Atmosphere Ocean Science Colloquium
The Development of 2015 El Nino and the End of Global Warming "Hiatus"
Speaker: Alexey Fedorov, Yale University
Location: Warren Weaver Hall 1302
Date: Wednesday, February 8, 2017, 3:30 p.m.
Synopsis:
The extreme El Nino of 2015 was part of surprisingly persistent warm conditions in the equatorial Pacific that began in March 2014 and lasted for almost two and a half years. Here I discuss the mechanisms and global impacts of these prolonged El Nino conditions using a combination of observations, GCM experiments and simple modeling. The onset of the warming occurred after a series of strong westerly wind bursts over the western tropical Pacific in early 2014, which generated the initial ocean warming reminiscent of the onset of El Nino in 1997. However, the development of a potentially strong El Nino event stalled, larely due to an exceptionally strong easterly wind burst that occurred in June.

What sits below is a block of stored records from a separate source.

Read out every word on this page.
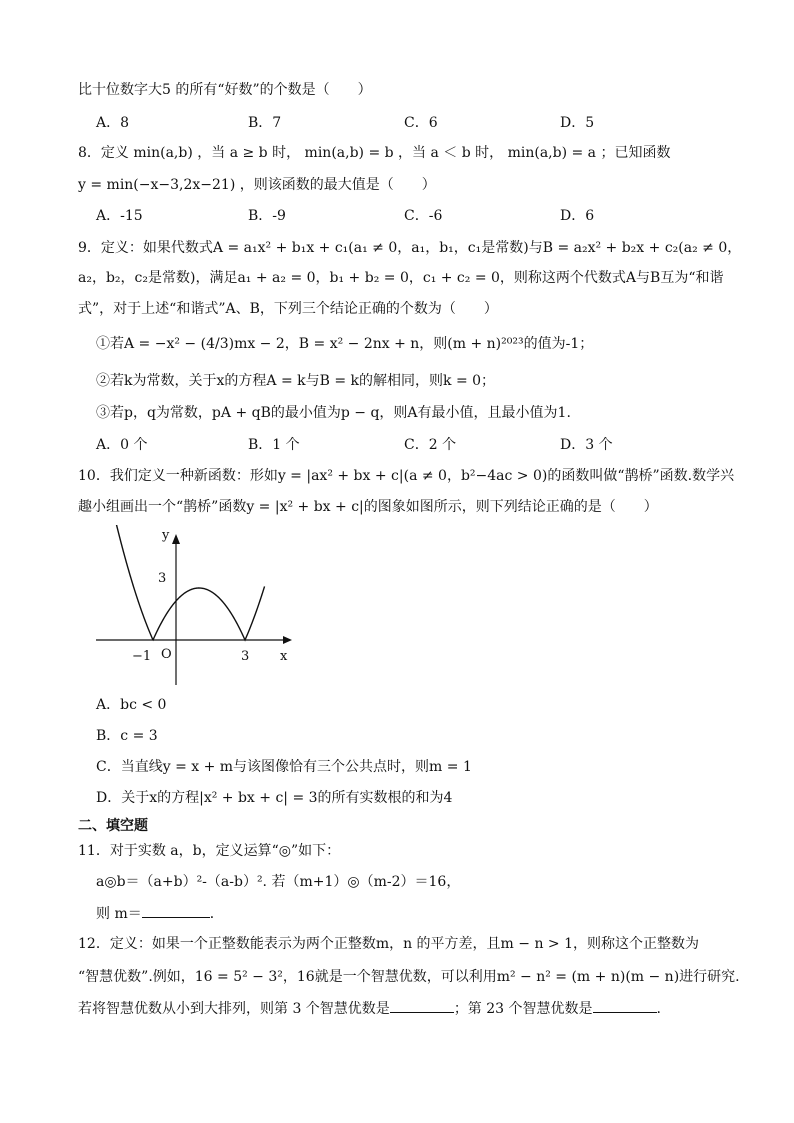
比十位数字大5 的所有“好数”的个数是（　　）
A．8	B．7	C．6	D．5
8．定义 min(a,b) ，当 a ≥ b 时， min(a,b) = b ，当 a ＜ b 时， min(a,b) = a ；已知函数
y = min(−x−3,2x−21) ，则该函数的最大值是（　　）
A．-15	B．-9	C．-6	D．6
9．定义：如果代数式A = a₁x² + b₁x + c₁(a₁ ≠ 0，a₁，b₁，c₁是常数)与B = a₂x² + b₂x + c₂(a₂ ≠ 0，
a₂，b₂，c₂是常数)，满足a₁ + a₂ = 0，b₁ + b₂ = 0，c₁ + c₂ = 0，则称这两个代数式A与B互为“和谐
式”，对于上述“和谐式”A、B，下列三个结论正确的个数为（　　）
①若A = −x² − (4/3)mx − 2，B = x² − 2nx + n，则(m + n)²⁰²³的值为-1；
②若k为常数，关于x的方程A = k与B = k的解相同，则k = 0；
③若p，q为常数，pA + qB的最小值为p − q，则A有最小值，且最小值为1.
A．0 个	B．1 个	C．2 个	D．3 个
10．我们定义一种新函数：形如y = |ax² + bx + c|(a ≠ 0，b²−4ac > 0)的函数叫做“鹊桥”函数.数学兴
趣小组画出一个“鹊桥”函数y = |x² + bx + c|的图象如图所示，则下列结论正确的是（　　）
y
x
O
3
−1	3
A．bc < 0
B．c = 3
C．当直线y = x + m与该图像恰有三个公共点时，则m = 1
D．关于x的方程|x² + bx + c| = 3的所有实数根的和为4
二、填空题
11．对于实数 a，b，定义运算“◎”如下：
a◎b＝（a+b）²-（a-b）². 若（m+1）◎（m-2）＝16，
则 m＝	．
12．定义：如果一个正整数能表示为两个正整数m，n 的平方差，且m − n > 1，则称这个正整数为
“智慧优数”.例如，16 = 5² − 3²，16就是一个智慧优数，可以利用m² − n² = (m + n)(m − n)进行研究.
若将智慧优数从小到大排列，则第 3 个智慧优数是	；第 23 个智慧优数是	.
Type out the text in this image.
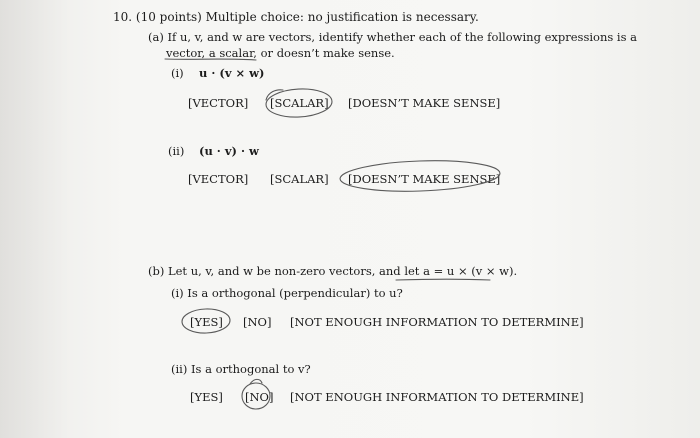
10. (10 points) Multiple choice: no justification is necessary.
(a) If u, v, and w are vectors, identify whether each of the following expressions is a
vector, a scalar, or doesn’t make sense.
(i) u · (v × w)
[VECTOR] [SCALAR] [DOESN’T MAKE SENSE]
(ii) (u · v) · w
[VECTOR] [SCALAR] [DOESN’T MAKE SENSE]
(b) Let u, v, and w be non-zero vectors, and let a = u × (v × w).
(i) Is a orthogonal (perpendicular) to u?
[YES] [NO] [NOT ENOUGH INFORMATION TO DETERMINE]
(ii) Is a orthogonal to v?
[YES] [NO] [NOT ENOUGH INFORMATION TO DETERMINE]
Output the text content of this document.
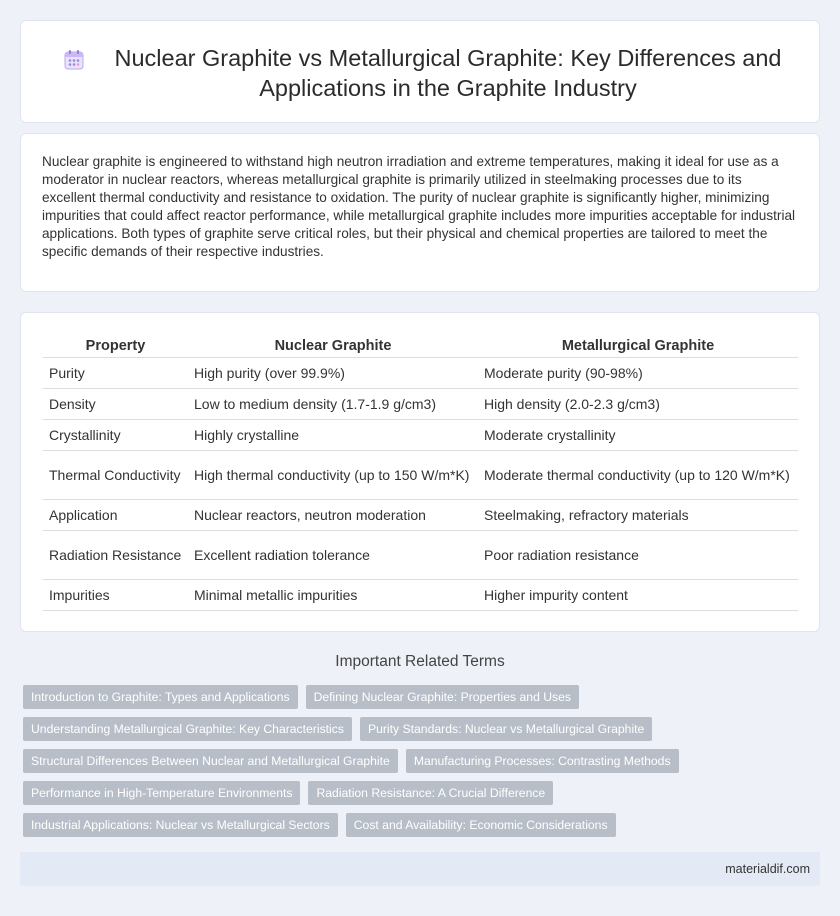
Nuclear Graphite vs Metallurgical Graphite: Key Differences and Applications in the Graphite Industry

Nuclear graphite is engineered to withstand high neutron irradiation and extreme temperatures, making it ideal for use as a moderator in nuclear reactors, whereas metallurgical graphite is primarily utilized in steelmaking processes due to its excellent thermal conductivity and resistance to oxidation. The purity of nuclear graphite is significantly higher, minimizing impurities that could affect reactor performance, while metallurgical graphite includes more impurities acceptable for industrial applications. Both types of graphite serve critical roles, but their physical and chemical properties are tailored to meet the specific demands of their respective industries.

Property	Nuclear Graphite	Metallurgical Graphite
Purity	High purity (over 99.9%)	Moderate purity (90-98%)
Density	Low to medium density (1.7-1.9 g/cm3)	High density (2.0-2.3 g/cm3)
Crystallinity	Highly crystalline	Moderate crystallinity
Thermal Conductivity	High thermal conductivity (up to 150 W/m*K)	Moderate thermal conductivity (up to 120 W/m*K)
Application	Nuclear reactors, neutron moderation	Steelmaking, refractory materials
Radiation Resistance	Excellent radiation tolerance	Poor radiation resistance
Impurities	Minimal metallic impurities	Higher impurity content
Important Related Terms
Introduction to Graphite: Types and Applications	Defining Nuclear Graphite: Properties and Uses
Understanding Metallurgical Graphite: Key Characteristics	Purity Standards: Nuclear vs Metallurgical Graphite
Structural Differences Between Nuclear and Metallurgical Graphite	Manufacturing Processes: Contrasting Methods
Performance in High-Temperature Environments	Radiation Resistance: A Crucial Difference
Industrial Applications: Nuclear vs Metallurgical Sectors	Cost and Availability: Economic Considerations
materialdif.com
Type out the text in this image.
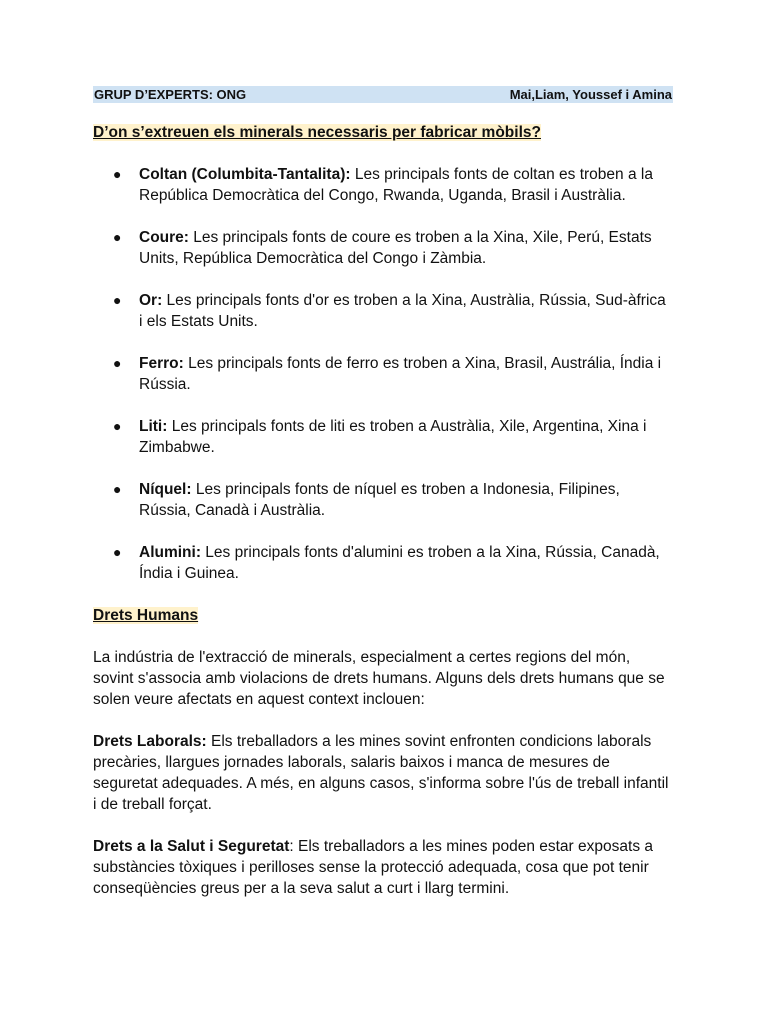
GRUP D’EXPERTS: ONG	Mai,Liam, Youssef i Amina
D’on s’extreuen els minerals necessaris per fabricar mòbils?
● Coltan (Columbita-Tantalita): Les principals fonts de coltan es troben a la República Democràtica del Congo, Rwanda, Uganda, Brasil i Austràlia.
● Coure: Les principals fonts de coure es troben a la Xina, Xile, Perú, Estats Units, República Democràtica del Congo i Zàmbia.
● Or: Les principals fonts d'or es troben a la Xina, Austràlia, Rússia, Sud-àfrica i els Estats Units.
● Ferro: Les principals fonts de ferro es troben a Xina, Brasil, Austrália, Índia i Rússia.
● Liti: Les principals fonts de liti es troben a Austràlia, Xile, Argentina, Xina i Zimbabwe.
● Níquel: Les principals fonts de níquel es troben a Indonesia, Filipines, Rússia, Canadà i Austràlia.
● Alumini: Les principals fonts d'alumini es troben a la Xina, Rússia, Canadà, Índia i Guinea.
Drets Humans

La indústria de l'extracció de minerals, especialment a certes regions del món, sovint s'associa amb violacions de drets humans. Alguns dels drets humans que se solen veure afectats en aquest context inclouen:

Drets Laborals: Els treballadors a les mines sovint enfronten condicions laborals precàries, llargues jornades laborals, salaris baixos i manca de mesures de seguretat adequades. A més, en alguns casos, s'informa sobre l'ús de treball infantil i de treball forçat.

Drets a la Salut i Seguretat: Els treballadors a les mines poden estar exposats a substàncies tòxiques i perilloses sense la protecció adequada, cosa que pot tenir conseqüències greus per a la seva salut a curt i llarg termini.
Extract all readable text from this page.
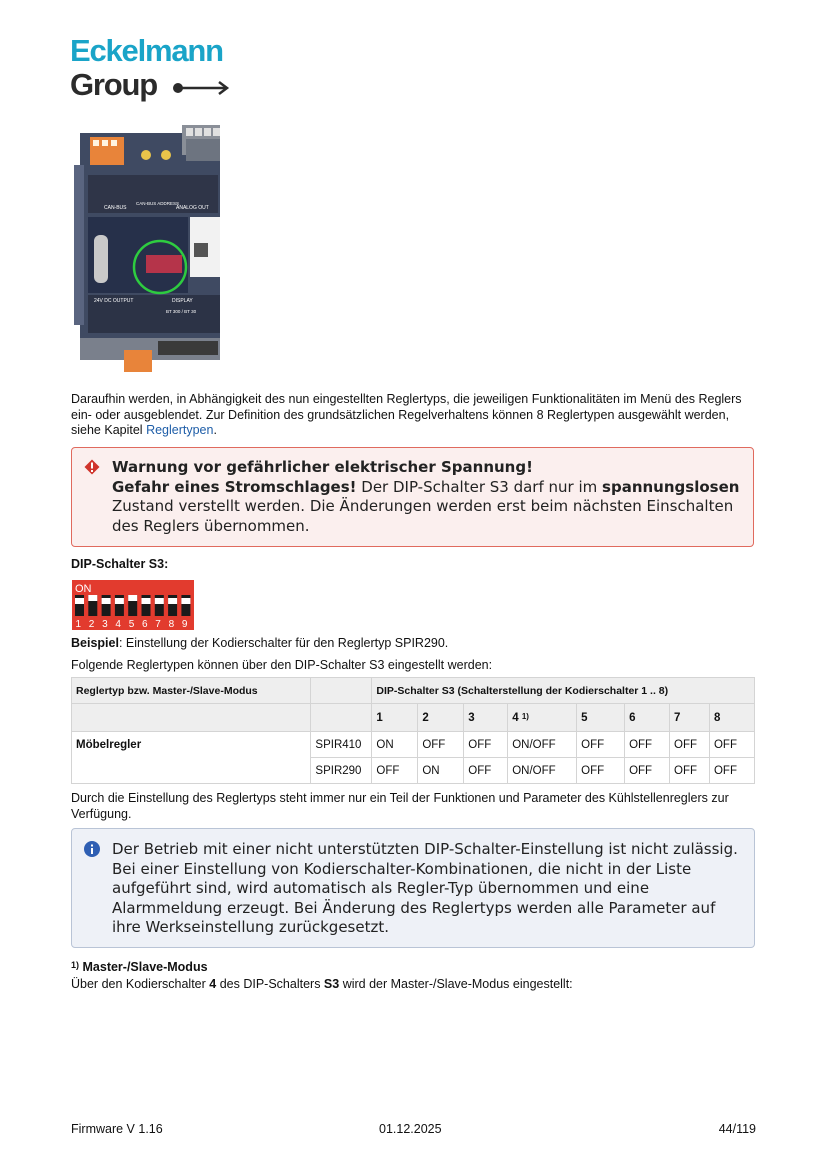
Eckelmann
Group
CAN-BUS
CAN-BUS ADDRESS
ANALOG OUT
24V DC OUTPUT	DISPLAY
BT 300 / BT 30

Daraufhin werden, in Abhängigkeit des nun eingestellten Reglertyps, die jeweiligen Funktionalitäten im Menü des Reglers ein- oder ausgeblendet. Zur Definition des grundsätzlichen Regelverhaltens können 8 Reglertypen ausgewählt werden, siehe Kapitel Reglertypen.

Warnung vor gefährlicher elektrischer Spannung!
Gefahr eines Stromschlages! Der DIP-Schalter S3 darf nur im spannungslosen Zustand verstellt werden. Die Änderungen werden erst beim nächsten Einschalten des Reglers übernommen.
DIP-Schalter S3:
ON
1 2 3 4 5 6 7 8 9

Beispiel: Einstellung der Kodierschalter für den Reglertyp SPIR290.

Folgende Reglertypen können über den DIP-Schalter S3 eingestellt werden:

Reglertyp bzw. Master-/Slave-Modus		DIP-Schalter S3 (Schalterstellung der Kodierschalter 1 .. 8)							
		1	2	3	4 $^{1)}$	5	6	7	8
Möbelregler	SPIR410	ON	OFF	OFF	ON/OFF	OFF	OFF	OFF	OFF
	SPIR290	OFF	ON	OFF	ON/OFF	OFF	OFF	OFF	OFF

Durch die Einstellung des Reglertyps steht immer nur ein Teil der Funktionen und Parameter des Kühlstellenreglers zur Verfügung.

Der Betrieb mit einer nicht unterstützten DIP-Schalter-Einstellung ist nicht zulässig. Bei einer Einstellung von Kodierschalter-Kombinationen, die nicht in der Liste aufgeführt sind, wird automatisch als Regler-Typ übernommen und eine Alarmmeldung erzeugt. Bei Änderung des Reglertyps werden alle Parameter auf ihre Werkseinstellung zurückgesetzt.
$^{1)}$ Master-/Slave-Modus

Über den Kodierschalter 4 des DIP-Schalters S3 wird der Master-/Slave-Modus eingestellt:

Firmware V 1.16	01.12.2025	44/119
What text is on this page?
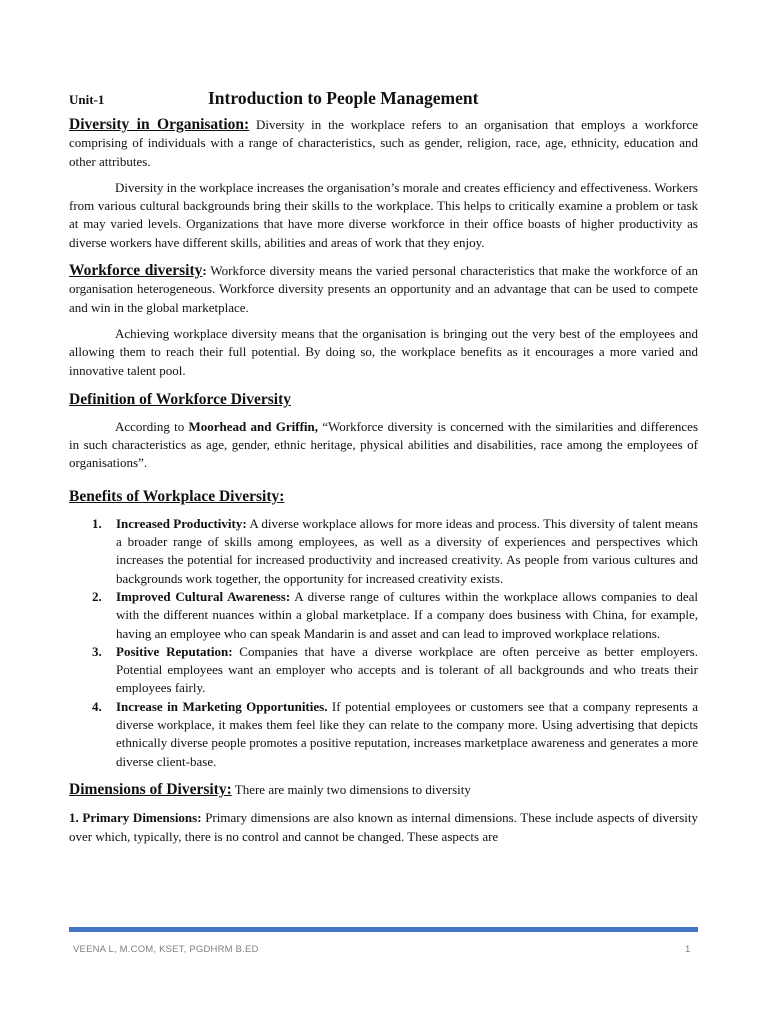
Unit-1	Introduction to People Management

Diversity in Organisation: Diversity in the workplace refers to an organisation that employs a workforce comprising of individuals with a range of characteristics, such as gender, religion, race, age, ethnicity, education and other attributes.

Diversity in the workplace increases the organisation’s morale and creates efficiency and effectiveness. Workers from various cultural backgrounds bring their skills to the workplace. This helps to critically examine a problem or task at may varied levels. Organizations that have more diverse workforce in their office boasts of higher productivity as diverse workers have different skills, abilities and areas of work that they enjoy.

Workforce diversity: Workforce diversity means the varied personal characteristics that make the workforce of an organisation heterogeneous. Workforce diversity presents an opportunity and an advantage that can be used to compete and win in the global marketplace.

Achieving workplace diversity means that the organisation is bringing out the very best of the employees and allowing them to reach their full potential. By doing so, the workplace benefits as it encourages a more varied and innovative talent pool.

Definition of Workforce Diversity

According to Moorhead and Griffin, “Workforce diversity is concerned with the similarities and differences in such characteristics as age, gender, ethnic heritage, physical abilities and disabilities, race among the employees of organisations”.

Benefits of Workplace Diversity:
1. Increased Productivity: A diverse workplace allows for more ideas and process. This diversity of talent means a broader range of skills among employees, as well as a diversity of experiences and perspectives which increases the potential for increased productivity and increased creativity. As people from various cultures and backgrounds work together, the opportunity for increased creativity exists.
2. Improved Cultural Awareness: A diverse range of cultures within the workplace allows companies to deal with the different nuances within a global marketplace. If a company does business with China, for example, having an employee who can speak Mandarin is and asset and can lead to improved workplace relations.
3. Positive Reputation: Companies that have a diverse workplace are often perceive as better employers. Potential employees want an employer who accepts and is tolerant of all backgrounds and who treats their employees fairly.
4. Increase in Marketing Opportunities. If potential employees or customers see that a company represents a diverse workplace, it makes them feel like they can relate to the company more. Using advertising that depicts ethnically diverse people promotes a positive reputation, increases marketplace awareness and generates a more diverse client-base.

Dimensions of Diversity: There are mainly two dimensions to diversity

1. Primary Dimensions: Primary dimensions are also known as internal dimensions. These include aspects of diversity over which, typically, there is no control and cannot be changed. These aspects are

VEENA L, M.COM, KSET, PGDHRM B.ED	1
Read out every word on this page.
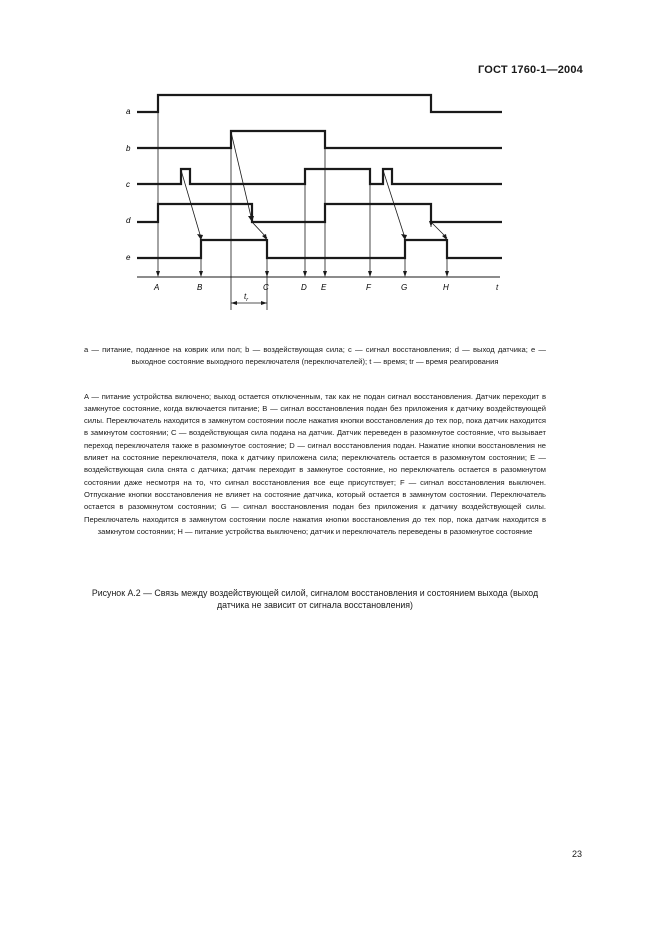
ГОСТ 1760-1—2004
a
b
c
d
e
A	B	C	D E	F	G	H	t
$t_r$

a — питание, поданное на коврик или пол; b — воздействующая сила; c — сигнал восстановления; d — выход датчика; e — выходное состояние выходного переключателя (переключателей); t — время; tr — время реагирования

A — питание устройства включено; выход остается отключенным, так как не подан сигнал восстановления. Датчик переходит в замкнутое состояние, когда включается питание; B — сигнал восстановления подан без приложения к датчику воздействующей силы. Переключатель находится в замкнутом состоянии после нажатия кнопки восстановления до тех пор, пока датчик находится в замкнутом состоянии; C — воздействующая сила подана на датчик. Датчик переведен в разомкнутое состояние, что вызывает переход переключателя также в разомкнутое состояние; D — сигнал восстановления подан. Нажатие кнопки восстановления не влияет на состояние переключателя, пока к датчику приложена сила; переключатель остается в разомкнутом состоянии; E — воздействующая сила снята с датчика; датчик переходит в замкнутое состояние, но переключатель остается в разомкнутом состоянии даже несмотря на то, что сигнал восстановления все еще присутствует; F — сигнал восстановления выключен. Отпускание кнопки восстановления не влияет на состояние датчика, который остается в замкнутом состоянии. Переключатель остается в разомкнутом состоянии; G — сигнал восстановления подан без приложения к датчику воздействующей силы. Переключатель находится в замкнутом состоянии после нажатия кнопки восстановления до тех пор, пока датчик находится в замкнутом состоянии; H — питание устройства выключено; датчик и переключатель переведены в разомкнутое состояние

Рисунок А.2 — Связь между воздействующей силой, сигналом восстановления и состоянием выхода (выход датчика не зависит от сигнала восстановления)

23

Nevertheless, the weak surface warming that developed by year-end and a recharged ocean state created favorable conditions for the continuation of El Nino. Consequently, another series of westerly wind bursts in early 2015 generated a further warming in the central and eastern equatorial Pacific that eventually led to an extreme El Nino event. These warm conditions in the tropical Pacific ocean induced broad surface air temperature anomalies not only in the Pacific but globally as well, resulting in the last three years being the warmest years on record so far and effectively ending the much-discussed global warming "hiatus".